Branded pharmaceutical companies are caught up in investigations, prosecutions, fines and settlements as much as generic manufacturer, Teva, noted above. In September, 2016 the UK-based pharmaceutical company, GlaxoSmithKline agreed to pay a $20 million penalty to settle charges that it violated the FCPA when its China–based subsidiaries engaged in pay–to–prescribe schemes to increase sales.  AstraZeneca, the biopharmaceutical company based in the UK, agreed in August to pay more than $5 million to settle US FCPA violations resulting from improper payments made by its subsidiaries in China and Russia to foreign officials.  Indeed, the size of FCPA settlements, the number and scope of investigations, and the cost of companies’ defenses has grown dramatically every year since the first of such prosecutions in 1978. See., e.g., SEC Enforcement Actions: FCPA Cases 10.1.2017, U.S. Securities and Exchange Commission.
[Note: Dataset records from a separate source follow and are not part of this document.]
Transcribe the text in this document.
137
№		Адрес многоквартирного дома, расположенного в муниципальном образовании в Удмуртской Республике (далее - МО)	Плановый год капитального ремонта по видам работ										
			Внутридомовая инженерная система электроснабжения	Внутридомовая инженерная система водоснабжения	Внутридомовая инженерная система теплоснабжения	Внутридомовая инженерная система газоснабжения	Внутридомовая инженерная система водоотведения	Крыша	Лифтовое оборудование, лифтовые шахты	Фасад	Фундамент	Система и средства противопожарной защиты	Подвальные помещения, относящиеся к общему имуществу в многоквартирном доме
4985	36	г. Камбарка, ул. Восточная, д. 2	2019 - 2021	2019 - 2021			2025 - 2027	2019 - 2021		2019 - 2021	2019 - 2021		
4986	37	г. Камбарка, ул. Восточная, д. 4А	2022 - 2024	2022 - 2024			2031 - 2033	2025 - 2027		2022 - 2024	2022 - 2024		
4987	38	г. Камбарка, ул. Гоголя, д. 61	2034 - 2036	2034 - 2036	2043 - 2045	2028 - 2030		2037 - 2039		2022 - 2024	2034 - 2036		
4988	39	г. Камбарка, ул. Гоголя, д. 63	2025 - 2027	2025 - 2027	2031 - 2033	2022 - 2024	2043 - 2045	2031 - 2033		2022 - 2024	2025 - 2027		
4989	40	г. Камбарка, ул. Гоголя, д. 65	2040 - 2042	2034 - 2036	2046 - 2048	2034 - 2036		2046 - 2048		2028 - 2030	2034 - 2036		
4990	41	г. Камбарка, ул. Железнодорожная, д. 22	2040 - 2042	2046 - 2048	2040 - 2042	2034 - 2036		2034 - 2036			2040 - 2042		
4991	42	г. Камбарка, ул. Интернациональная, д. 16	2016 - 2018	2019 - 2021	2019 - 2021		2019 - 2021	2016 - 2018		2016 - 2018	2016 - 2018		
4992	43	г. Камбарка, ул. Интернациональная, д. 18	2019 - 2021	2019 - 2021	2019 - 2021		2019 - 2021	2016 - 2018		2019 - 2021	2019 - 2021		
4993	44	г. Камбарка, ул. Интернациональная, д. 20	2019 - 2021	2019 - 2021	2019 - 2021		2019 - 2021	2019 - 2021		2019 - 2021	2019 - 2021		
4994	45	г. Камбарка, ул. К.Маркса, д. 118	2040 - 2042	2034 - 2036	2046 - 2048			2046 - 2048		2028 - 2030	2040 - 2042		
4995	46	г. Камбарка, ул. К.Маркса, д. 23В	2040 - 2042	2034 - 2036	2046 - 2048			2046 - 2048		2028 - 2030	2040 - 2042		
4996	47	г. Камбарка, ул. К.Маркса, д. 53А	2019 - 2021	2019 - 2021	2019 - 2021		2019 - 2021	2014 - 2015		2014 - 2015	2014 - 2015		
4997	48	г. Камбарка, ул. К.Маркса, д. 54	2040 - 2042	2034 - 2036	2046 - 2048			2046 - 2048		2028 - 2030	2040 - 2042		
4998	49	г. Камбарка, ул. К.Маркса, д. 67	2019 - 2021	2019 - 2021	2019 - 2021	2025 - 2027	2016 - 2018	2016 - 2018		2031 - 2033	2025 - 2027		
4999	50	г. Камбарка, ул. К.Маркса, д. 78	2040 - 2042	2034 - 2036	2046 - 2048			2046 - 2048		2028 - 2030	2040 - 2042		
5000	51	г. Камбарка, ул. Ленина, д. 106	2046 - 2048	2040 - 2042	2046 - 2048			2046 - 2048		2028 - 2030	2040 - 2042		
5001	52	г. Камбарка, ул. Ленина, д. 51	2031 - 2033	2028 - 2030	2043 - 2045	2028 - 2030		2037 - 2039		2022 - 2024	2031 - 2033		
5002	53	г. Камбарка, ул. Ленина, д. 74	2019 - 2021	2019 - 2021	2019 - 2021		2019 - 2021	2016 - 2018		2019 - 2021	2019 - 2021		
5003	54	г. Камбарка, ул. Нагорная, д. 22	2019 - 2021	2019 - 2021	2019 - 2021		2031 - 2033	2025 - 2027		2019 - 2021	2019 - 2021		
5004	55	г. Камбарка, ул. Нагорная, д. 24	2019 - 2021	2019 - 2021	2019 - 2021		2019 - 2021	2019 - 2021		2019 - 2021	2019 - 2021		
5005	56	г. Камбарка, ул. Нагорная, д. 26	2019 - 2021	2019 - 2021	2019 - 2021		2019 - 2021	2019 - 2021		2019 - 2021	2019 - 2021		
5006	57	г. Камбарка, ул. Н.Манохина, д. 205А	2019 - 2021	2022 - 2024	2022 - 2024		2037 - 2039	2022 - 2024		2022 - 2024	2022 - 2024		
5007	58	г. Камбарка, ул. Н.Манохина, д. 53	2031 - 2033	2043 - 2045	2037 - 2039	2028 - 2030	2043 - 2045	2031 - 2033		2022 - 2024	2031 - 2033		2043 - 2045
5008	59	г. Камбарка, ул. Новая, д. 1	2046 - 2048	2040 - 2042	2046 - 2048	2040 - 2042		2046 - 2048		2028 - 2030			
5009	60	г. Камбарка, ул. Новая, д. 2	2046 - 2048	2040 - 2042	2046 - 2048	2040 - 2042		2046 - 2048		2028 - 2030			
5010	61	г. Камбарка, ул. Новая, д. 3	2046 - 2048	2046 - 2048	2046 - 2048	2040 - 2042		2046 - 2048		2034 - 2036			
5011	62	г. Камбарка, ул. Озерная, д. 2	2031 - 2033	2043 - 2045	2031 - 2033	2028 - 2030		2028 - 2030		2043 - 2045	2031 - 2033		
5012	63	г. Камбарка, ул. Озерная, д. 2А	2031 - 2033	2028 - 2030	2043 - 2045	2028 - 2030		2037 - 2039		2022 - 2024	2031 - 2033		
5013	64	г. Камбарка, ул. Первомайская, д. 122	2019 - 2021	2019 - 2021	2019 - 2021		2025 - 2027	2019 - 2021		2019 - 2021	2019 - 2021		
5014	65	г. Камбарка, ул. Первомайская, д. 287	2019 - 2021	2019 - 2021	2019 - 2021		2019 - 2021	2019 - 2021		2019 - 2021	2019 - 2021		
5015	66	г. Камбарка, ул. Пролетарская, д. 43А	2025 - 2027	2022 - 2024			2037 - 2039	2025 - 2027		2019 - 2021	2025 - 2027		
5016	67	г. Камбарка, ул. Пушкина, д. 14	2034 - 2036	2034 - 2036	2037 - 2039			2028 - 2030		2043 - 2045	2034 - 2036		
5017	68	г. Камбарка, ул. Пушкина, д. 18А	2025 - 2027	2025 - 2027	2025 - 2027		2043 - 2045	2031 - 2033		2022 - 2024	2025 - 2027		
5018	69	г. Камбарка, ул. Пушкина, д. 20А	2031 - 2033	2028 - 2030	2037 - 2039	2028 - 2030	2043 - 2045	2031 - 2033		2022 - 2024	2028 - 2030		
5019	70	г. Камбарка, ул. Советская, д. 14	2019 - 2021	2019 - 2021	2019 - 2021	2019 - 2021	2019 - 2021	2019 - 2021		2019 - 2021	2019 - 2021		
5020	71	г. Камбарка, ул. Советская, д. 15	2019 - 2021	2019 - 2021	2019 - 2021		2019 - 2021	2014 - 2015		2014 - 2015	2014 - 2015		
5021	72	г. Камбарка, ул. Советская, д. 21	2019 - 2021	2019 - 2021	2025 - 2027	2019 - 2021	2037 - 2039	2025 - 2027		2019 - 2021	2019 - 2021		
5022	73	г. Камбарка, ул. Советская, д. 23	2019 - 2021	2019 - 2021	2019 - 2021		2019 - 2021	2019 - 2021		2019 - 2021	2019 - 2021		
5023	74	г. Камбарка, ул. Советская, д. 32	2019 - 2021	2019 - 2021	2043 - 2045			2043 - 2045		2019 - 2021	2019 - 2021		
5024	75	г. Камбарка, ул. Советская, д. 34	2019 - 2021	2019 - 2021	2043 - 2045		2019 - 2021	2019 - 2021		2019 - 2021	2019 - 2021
Not surprisingly, KNOETZL lawyers with deep, longstanding experience in the area, have seen an awakening among corporate clients with international operations and aspirations regarding corruption and bribery. Austrian companies and international companies are aware of the inexorable growth of anti-bribery and anti-corruption enforcement, and the inevitability of external investigations and prosecutions for related business practices. As there are no jurisdictions that are free of corruption, companies are coming to realize that a fuller understanding of their own internal workings and the effectiveness of their own compliance programs is essential. Activity in external investigations is clearly spiking, and protective, preventative internal investigations designed to stay ahead of the problems are following suit – often when they should lead.

Clearly, as even the late Sen. Dirksen might have acknowledged, the cost of bribery, corruption, related investigations and the development of compliance programs to avoid these problems, have become, and will continue to be, a matter of “real money”.